None of these companies would ever leave without taking a meo – a young boy who would become a coalman himself in the future – with them. That was the beginning of a backbreaking job, an exhausting apprenticeship as a hut warden, pantry keeper, and often even a scapegoat for the effort and the flaws of the other members. A shared ordeal that even became the subject of a popular song that was chanted in the makeshift shelters among the woods, when it was impossible to work: “Io d’arrivare in fondo non credéo/ Dio mi riguardi di rifarlo il meo”, which translates as “I didn’t think I would ever see this through. God please never let me be a ‘meo’ again”.
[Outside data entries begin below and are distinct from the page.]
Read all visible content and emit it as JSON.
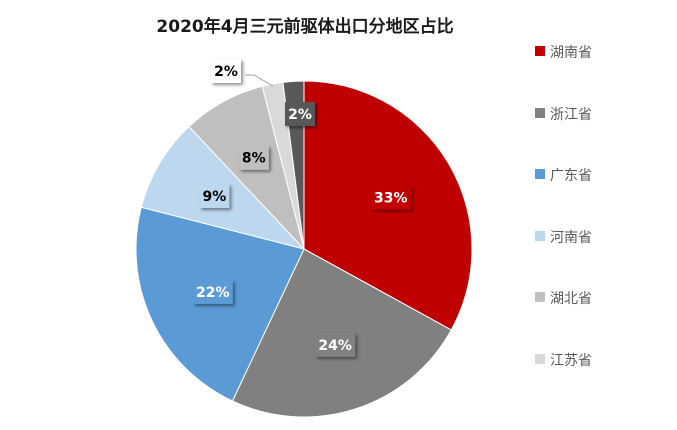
{
  "chart_data": {
    "type": "pie",
    "title": "2020年4月三元前驱体出口分地区占比",
    "start_angle": "12 o'clock, clockwise",
    "slices": [
      {
        "name": "湖南省",
        "value": 33,
        "label": "33%",
        "color": "#C00000"
      },
      {
        "name": "浙江省",
        "value": 24,
        "label": "24%",
        "color": "#808080"
      },
      {
        "name": "广东省",
        "value": 22,
        "label": "22%",
        "color": "#5B9BD5"
      },
      {
        "name": "河南省",
        "value": 9,
        "label": "9%",
        "color": "#BDD7EE"
      },
      {
        "name": "湖北省",
        "value": 8,
        "label": "8%",
        "color": "#BFBFBF"
      },
      {
        "name": "江苏省",
        "value": 2,
        "label": "2%",
        "color": "#D9D9D9"
      },
      {
        "name": "",
        "value": 2,
        "label": "2%",
        "color": "#595959"
      }
    ],
    "legend_position": "right"
  }
}
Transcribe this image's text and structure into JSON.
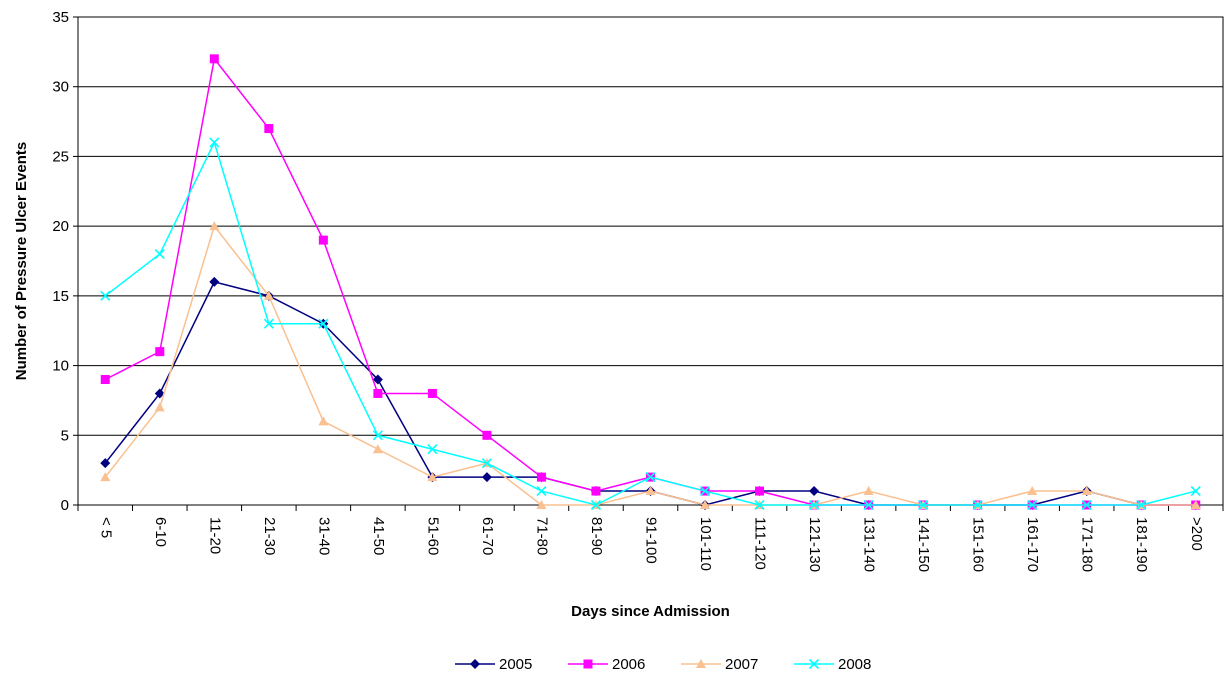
{
  "chart_data": {
    "type": "line",
    "title": "",
    "xlabel": "Days since Admission",
    "ylabel": "Number of Pressure Ulcer Events",
    "ylim": [
      0,
      35
    ],
    "yticks": [
      0,
      5,
      10,
      15,
      20,
      25,
      30,
      35
    ],
    "grid": "horizontal",
    "legend_position": "bottom",
    "categories": [
      "< 5",
      "6-10",
      "11-20",
      "21-30",
      "31-40",
      "41-50",
      "51-60",
      "61-70",
      "71-80",
      "81-90",
      "91-100",
      "101-110",
      "111-120",
      "121-130",
      "131-140",
      "141-150",
      "151-160",
      "161-170",
      "171-180",
      "181-190",
      ">200"
    ],
    "series": [
      {
        "name": "2005",
        "color": "#000080",
        "marker": "diamond",
        "values": [
          3,
          8,
          16,
          15,
          13,
          9,
          2,
          2,
          2,
          1,
          1,
          0,
          1,
          1,
          0,
          0,
          0,
          0,
          1,
          0,
          0
        ]
      },
      {
        "name": "2006",
        "color": "#FF00FF",
        "marker": "square",
        "values": [
          9,
          11,
          32,
          27,
          19,
          8,
          8,
          5,
          2,
          1,
          2,
          1,
          1,
          0,
          0,
          0,
          0,
          0,
          0,
          0,
          0
        ]
      },
      {
        "name": "2007",
        "color": "#FAC090",
        "marker": "triangle",
        "values": [
          2,
          7,
          20,
          15,
          6,
          4,
          2,
          3,
          0,
          0,
          1,
          0,
          0,
          0,
          1,
          0,
          0,
          1,
          1,
          0,
          0
        ]
      },
      {
        "name": "2008",
        "color": "#00FFFF",
        "marker": "x",
        "values": [
          15,
          18,
          26,
          13,
          13,
          5,
          4,
          3,
          1,
          0,
          2,
          1,
          0,
          0,
          0,
          0,
          0,
          0,
          0,
          0,
          1
        ]
      }
    ]
  }
}
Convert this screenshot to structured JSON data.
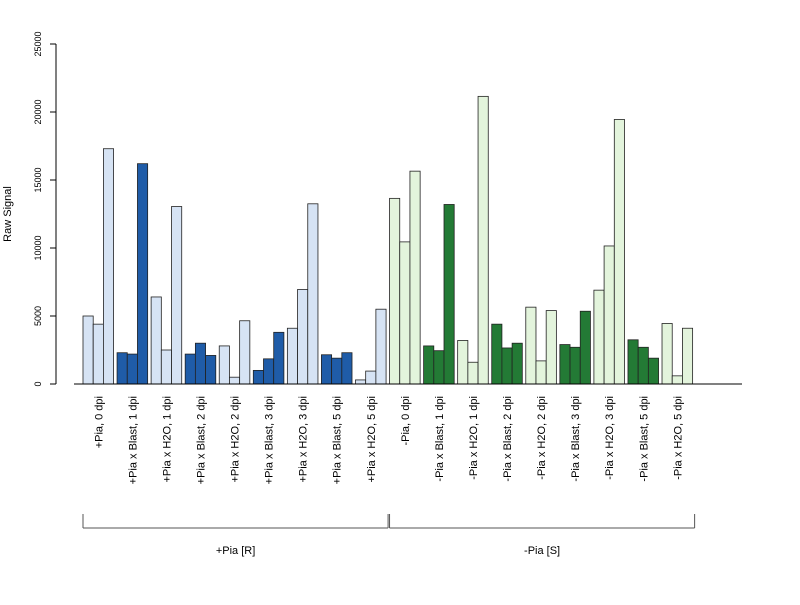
{
  "chart_data": {
    "type": "bar",
    "ylabel": "Raw Signal",
    "ylim": [
      0,
      25000
    ],
    "yticks": [
      0,
      5000,
      10000,
      15000,
      20000,
      25000
    ],
    "grid": false,
    "legend": "none",
    "colors": {
      "light_blue": "#d6e3f4",
      "dark_blue": "#1f5ca8",
      "light_green": "#e3f4dc",
      "dark_green": "#237a35"
    },
    "groups": [
      {
        "label": "+Pia, 0 dpi",
        "shade": "light_blue",
        "values": [
          5000,
          4400,
          17300
        ]
      },
      {
        "label": "+Pia x Blast, 1 dpi",
        "shade": "dark_blue",
        "values": [
          2300,
          2200,
          16200
        ]
      },
      {
        "label": "+Pia x H2O, 1 dpi",
        "shade": "light_blue",
        "values": [
          6400,
          2500,
          13050
        ]
      },
      {
        "label": "+Pia x Blast, 2 dpi",
        "shade": "dark_blue",
        "values": [
          2200,
          3000,
          2100
        ]
      },
      {
        "label": "+Pia x H2O, 2 dpi",
        "shade": "light_blue",
        "values": [
          2800,
          500,
          4650
        ]
      },
      {
        "label": "+Pia x Blast, 3 dpi",
        "shade": "dark_blue",
        "values": [
          1000,
          1850,
          3800
        ]
      },
      {
        "label": "+Pia x H2O, 3 dpi",
        "shade": "light_blue",
        "values": [
          4100,
          6950,
          13250
        ]
      },
      {
        "label": "+Pia x Blast, 5 dpi",
        "shade": "dark_blue",
        "values": [
          2150,
          1900,
          2300
        ]
      },
      {
        "label": "+Pia x H2O, 5 dpi",
        "shade": "light_blue",
        "values": [
          300,
          950,
          5500
        ]
      },
      {
        "label": "-Pia, 0 dpi",
        "shade": "light_green",
        "values": [
          13650,
          10450,
          15650
        ]
      },
      {
        "label": "-Pia x Blast, 1 dpi",
        "shade": "dark_green",
        "values": [
          2800,
          2450,
          13200
        ]
      },
      {
        "label": "-Pia x H2O, 1 dpi",
        "shade": "light_green",
        "values": [
          3200,
          1600,
          21150
        ]
      },
      {
        "label": "-Pia x Blast, 2 dpi",
        "shade": "dark_green",
        "values": [
          4400,
          2650,
          3000
        ]
      },
      {
        "label": "-Pia x H2O, 2 dpi",
        "shade": "light_green",
        "values": [
          5650,
          1700,
          5400
        ]
      },
      {
        "label": "-Pia x Blast, 3 dpi",
        "shade": "dark_green",
        "values": [
          2900,
          2700,
          5350
        ]
      },
      {
        "label": "-Pia x H2O, 3 dpi",
        "shade": "light_green",
        "values": [
          6900,
          10150,
          19450
        ]
      },
      {
        "label": "-Pia x Blast, 5 dpi",
        "shade": "dark_green",
        "values": [
          3250,
          2700,
          1900
        ]
      },
      {
        "label": "-Pia x H2O, 5 dpi",
        "shade": "light_green",
        "values": [
          4450,
          600,
          4100
        ]
      }
    ],
    "brackets": [
      {
        "label": "+Pia [R]",
        "from_group": 0,
        "to_group": 8
      },
      {
        "label": "-Pia [S]",
        "from_group": 9,
        "to_group": 17
      }
    ]
  }
}
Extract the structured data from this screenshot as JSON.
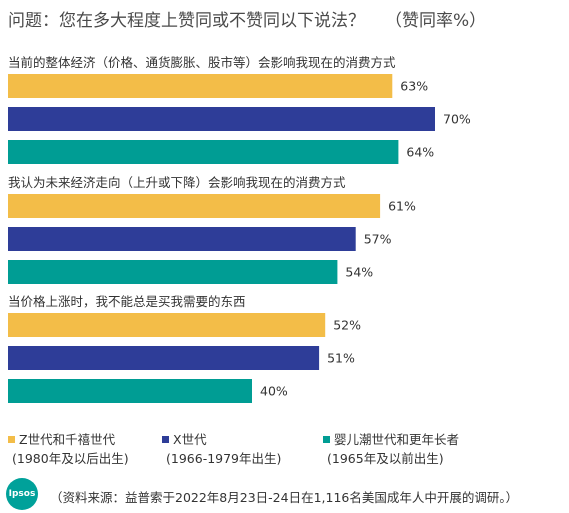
{
  "title": "问题：您在多大程度上赞同或不赞同以下说法？",
  "title_note": "（赞同率%）",
  "chart_data": {
    "type": "bar",
    "orientation": "horizontal",
    "categories": [
      "当前的整体经济（价格、通货膨胀、股市等）会影响我现在的消费方式",
      "我认为未来经济走向（上升或下降）会影响我现在的消费方式",
      "当价格上涨时，我不能总是买我需要的东西"
    ],
    "series": [
      {
        "name": "Z世代和千禧世代",
        "sub": "(1980年及以后出生)",
        "color": "#f3bd48",
        "values": [
          63,
          61,
          52
        ],
        "labels": [
          "63%",
          "61%",
          "52%"
        ]
      },
      {
        "name": "X世代",
        "sub": "(1966-1979年出生)",
        "color": "#2e3d98",
        "values": [
          70,
          57,
          51
        ],
        "labels": [
          "70%",
          "57%",
          "51%"
        ]
      },
      {
        "name": "婴儿潮世代和更年长者",
        "sub": "(1965年及以前出生)",
        "color": "#009d94",
        "values": [
          64,
          54,
          40
        ],
        "labels": [
          "64%",
          "54%",
          "40%"
        ]
      }
    ],
    "xlim": [
      0,
      100
    ],
    "grid": false,
    "legend_position": "bottom"
  },
  "source": "（资料来源：益普索于2022年8月23日-24日在1,116名美国成年人中开展的调研。）",
  "logo_text": "Ipsos"
}
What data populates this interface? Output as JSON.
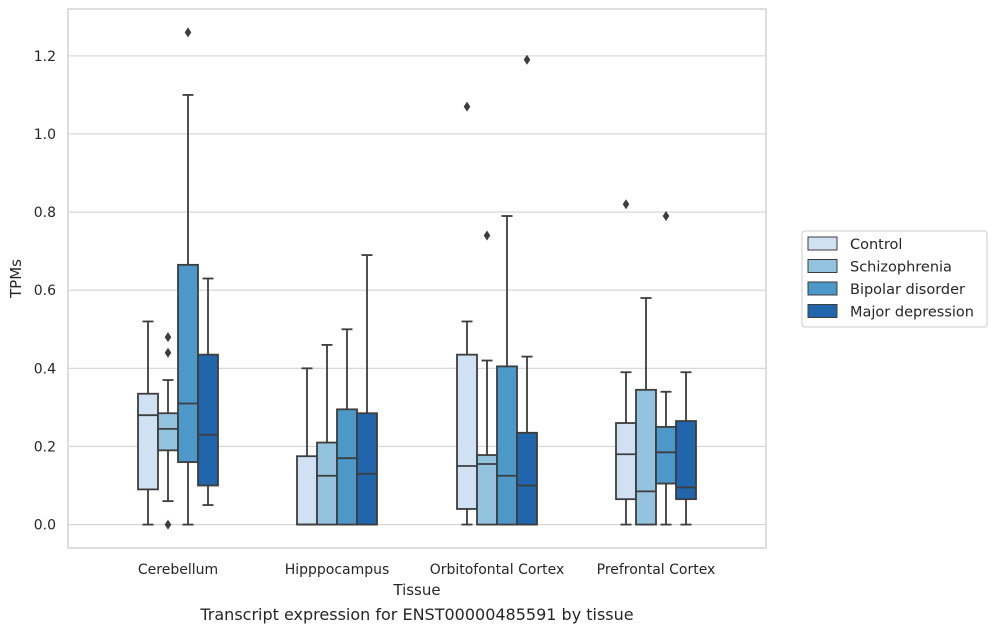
{
  "caption": "Transcript expression for ENST00000485591 by tissue",
  "chart_data": {
    "type": "box",
    "xlabel": "Tissue",
    "ylabel": "TPMs",
    "ylim": [
      -0.06,
      1.32
    ],
    "yticks": [
      0.0,
      0.2,
      0.4,
      0.6,
      0.8,
      1.0,
      1.2
    ],
    "ytick_labels": [
      "0.0",
      "0.2",
      "0.4",
      "0.6",
      "0.8",
      "1.0",
      "1.2"
    ],
    "grid": "horizontal",
    "legend_position": "right",
    "categories": [
      "Cerebellum",
      "Hipppocampus",
      "Orbitofontal Cortex",
      "Prefrontal Cortex"
    ],
    "series": [
      {
        "name": "Control",
        "color": "#cfe1f2",
        "boxes": [
          {
            "whislo": 0.0,
            "q1": 0.09,
            "med": 0.28,
            "q3": 0.335,
            "whishi": 0.52,
            "fliers": []
          },
          {
            "whislo": 0.0,
            "q1": 0.0,
            "med": 0.0,
            "q3": 0.175,
            "whishi": 0.4,
            "fliers": []
          },
          {
            "whislo": 0.0,
            "q1": 0.04,
            "med": 0.15,
            "q3": 0.435,
            "whishi": 0.52,
            "fliers": [
              1.07
            ]
          },
          {
            "whislo": 0.0,
            "q1": 0.065,
            "med": 0.18,
            "q3": 0.26,
            "whishi": 0.39,
            "fliers": [
              0.82
            ]
          }
        ]
      },
      {
        "name": "Schizophrenia",
        "color": "#93c3df",
        "boxes": [
          {
            "whislo": 0.06,
            "q1": 0.19,
            "med": 0.245,
            "q3": 0.285,
            "whishi": 0.37,
            "fliers": [
              0.48,
              0.44,
              0.0
            ]
          },
          {
            "whislo": 0.0,
            "q1": 0.0,
            "med": 0.125,
            "q3": 0.21,
            "whishi": 0.46,
            "fliers": []
          },
          {
            "whislo": 0.0,
            "q1": 0.0,
            "med": 0.155,
            "q3": 0.178,
            "whishi": 0.42,
            "fliers": [
              0.74
            ]
          },
          {
            "whislo": 0.0,
            "q1": 0.0,
            "med": 0.085,
            "q3": 0.345,
            "whishi": 0.58,
            "fliers": []
          }
        ]
      },
      {
        "name": "Bipolar disorder",
        "color": "#4b98c9",
        "boxes": [
          {
            "whislo": 0.0,
            "q1": 0.16,
            "med": 0.31,
            "q3": 0.665,
            "whishi": 1.1,
            "fliers": [
              1.26
            ]
          },
          {
            "whislo": 0.0,
            "q1": 0.0,
            "med": 0.17,
            "q3": 0.295,
            "whishi": 0.5,
            "fliers": []
          },
          {
            "whislo": 0.0,
            "q1": 0.0,
            "med": 0.125,
            "q3": 0.405,
            "whishi": 0.79,
            "fliers": []
          },
          {
            "whislo": 0.0,
            "q1": 0.105,
            "med": 0.185,
            "q3": 0.25,
            "whishi": 0.34,
            "fliers": [
              0.79
            ]
          }
        ]
      },
      {
        "name": "Major depression",
        "color": "#2166ac",
        "boxes": [
          {
            "whislo": 0.05,
            "q1": 0.1,
            "med": 0.23,
            "q3": 0.435,
            "whishi": 0.63,
            "fliers": []
          },
          {
            "whislo": 0.0,
            "q1": 0.0,
            "med": 0.13,
            "q3": 0.285,
            "whishi": 0.69,
            "fliers": []
          },
          {
            "whislo": 0.0,
            "q1": 0.0,
            "med": 0.1,
            "q3": 0.235,
            "whishi": 0.43,
            "fliers": [
              1.19
            ]
          },
          {
            "whislo": 0.0,
            "q1": 0.065,
            "med": 0.095,
            "q3": 0.265,
            "whishi": 0.39,
            "fliers": []
          }
        ]
      }
    ]
  }
}
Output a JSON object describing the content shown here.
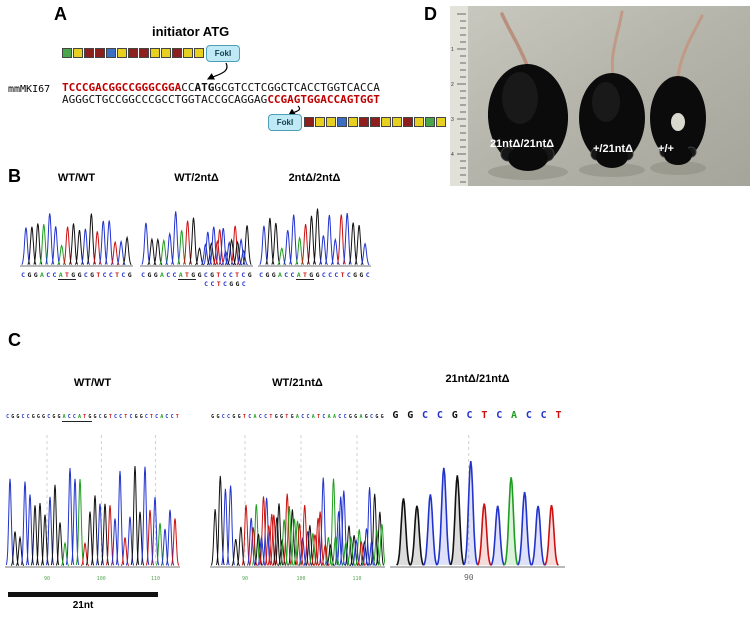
{
  "base_colors": {
    "A": "#1e9e1e",
    "C": "#2233cc",
    "G": "#111111",
    "T": "#cc1111"
  },
  "panels": {
    "A": {
      "label": "A",
      "title": "initiator ATG",
      "gene_label": "mmMKI67",
      "fok1_label": "FokI",
      "exon_palette": {
        "green": "#4aa64a",
        "yellow": "#e8d020",
        "darkred": "#8d1f1f",
        "blue": "#3a6fc4"
      },
      "exon_row_top": [
        "green",
        "yellow",
        "darkred",
        "darkred",
        "blue",
        "yellow",
        "darkred",
        "darkred",
        "yellow",
        "yellow",
        "darkred",
        "yellow",
        "yellow"
      ],
      "exon_row_bottom": [
        "darkred",
        "yellow",
        "yellow",
        "blue",
        "yellow",
        "darkred",
        "darkred",
        "yellow",
        "yellow",
        "darkred",
        "yellow",
        "green",
        "yellow"
      ],
      "seq_top": [
        {
          "text": "TCCCGACGGCCGGGCGGA",
          "color": "#c00000",
          "bold": true
        },
        {
          "text": "CC",
          "color": "#111111",
          "bold": false
        },
        {
          "text": "ATG",
          "color": "#111111",
          "bold": true
        },
        {
          "text": "GCGTCCTCGGCTCACCTGGTCACCA",
          "color": "#111111",
          "bold": false
        }
      ],
      "seq_bottom": [
        {
          "text": "AGGGCTGCCGGCCCGCCTGGTACCGCAGGAG",
          "color": "#111111",
          "bold": false
        },
        {
          "text": "CCGAGTGGACCAGTGGT",
          "color": "#c00000",
          "bold": true
        }
      ]
    },
    "B": {
      "label": "B",
      "traces": [
        {
          "genotype": "WT/WT",
          "sequence": "CGGACCATGGCGTCCTCG",
          "underline_start": 6,
          "underline_len": 3,
          "mixed": false
        },
        {
          "genotype": "WT/2ntΔ",
          "sequence": "CGGACCATGGCGTCCTCG",
          "secondary": "CCTCGGC",
          "secondary_from": 10,
          "underline_start": 6,
          "underline_len": 3,
          "mixed": true
        },
        {
          "genotype": "2ntΔ/2ntΔ",
          "sequence": "CGGACCATGGCCCTCGGC",
          "underline_start": 6,
          "underline_len": 3,
          "mixed": false
        }
      ]
    },
    "C": {
      "label": "C",
      "bar_label": "21nt",
      "traces": [
        {
          "genotype": "WT/WT",
          "sequence": "CGGCCGGGCGGACCATGGCGTCCTCGGCTCACCT",
          "positions": [
            "90",
            "100",
            "110"
          ],
          "underline_start": 11,
          "underline_len": 6,
          "mixed": false
        },
        {
          "genotype": "WT/21ntΔ",
          "sequence": "GGCCGGTCACCTGGTGACCATCAACCGGAGCGG",
          "positions": [
            "90",
            "100",
            "110"
          ],
          "mixed": true,
          "mixed_from": 7
        },
        {
          "genotype": "21ntΔ/21ntΔ",
          "sequence": "GGCCGCTCACCT",
          "positions": [
            "90"
          ],
          "mixed": false,
          "large": true
        }
      ]
    },
    "D": {
      "label": "D",
      "mouse_labels": [
        "21ntΔ/21ntΔ",
        "+/21ntΔ",
        "+/+"
      ]
    }
  }
}
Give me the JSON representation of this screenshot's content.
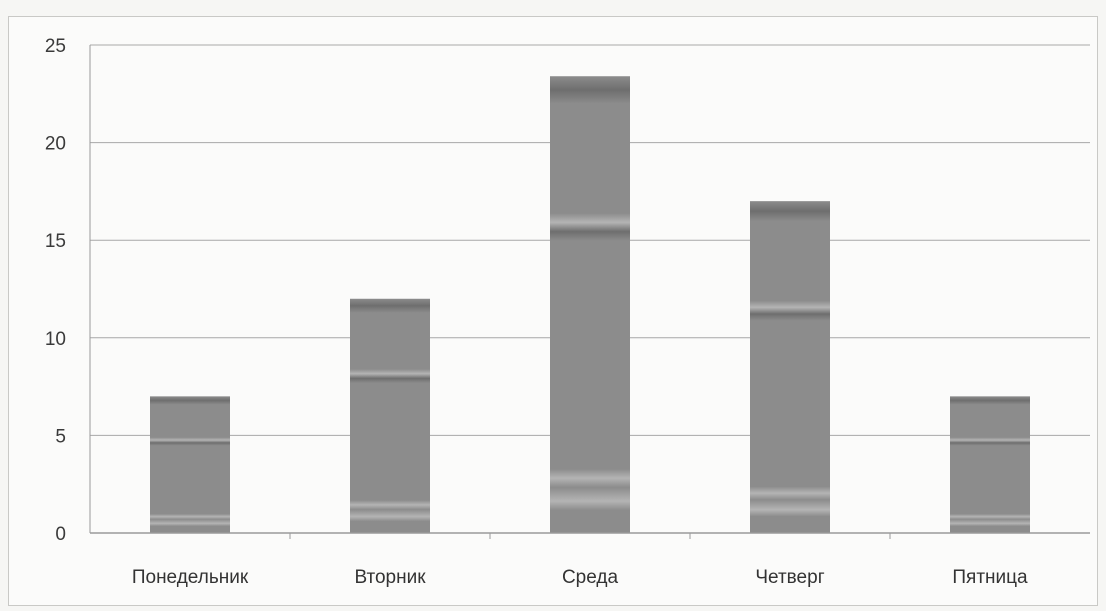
{
  "chart_data": {
    "type": "bar",
    "categories": [
      "Понедельник",
      "Вторник",
      "Среда",
      "Четверг",
      "Пятница"
    ],
    "values": [
      7,
      12,
      23.4,
      17,
      7
    ],
    "yticks": [
      "0",
      "5",
      "10",
      "15",
      "20",
      "25"
    ],
    "ylim": [
      0,
      25
    ],
    "grid": true,
    "legend": "none",
    "title": "",
    "xlabel": "",
    "ylabel": "",
    "colors": {
      "bar": "#8c8c8c",
      "bar_stripe_light": "#b4b4b4",
      "bar_stripe_dark": "#6e6e6e",
      "grid": "#a8a8a8",
      "axis": "#9a9a9a"
    }
  }
}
This is also the story of another popular “Meo”, with a capital “M” this time – Romeo Venturelli. He was a native of Sassostorno di Lama Mocogno, near Pavullo, just a few kilometres away from the top of Mt. Cimone, currently the house of one of the major ski areas of the Apennines, in the forests where the hikers have taken the place of the coalmen. Venturelli was one of those riders “subjecting reason to talent”; in his case, it was sheer, undeniable talent for cycling. Back in his amateur years, he once refused to cross the line in first place because that day he wanted to pull off a sprint win, and not win by a good margin.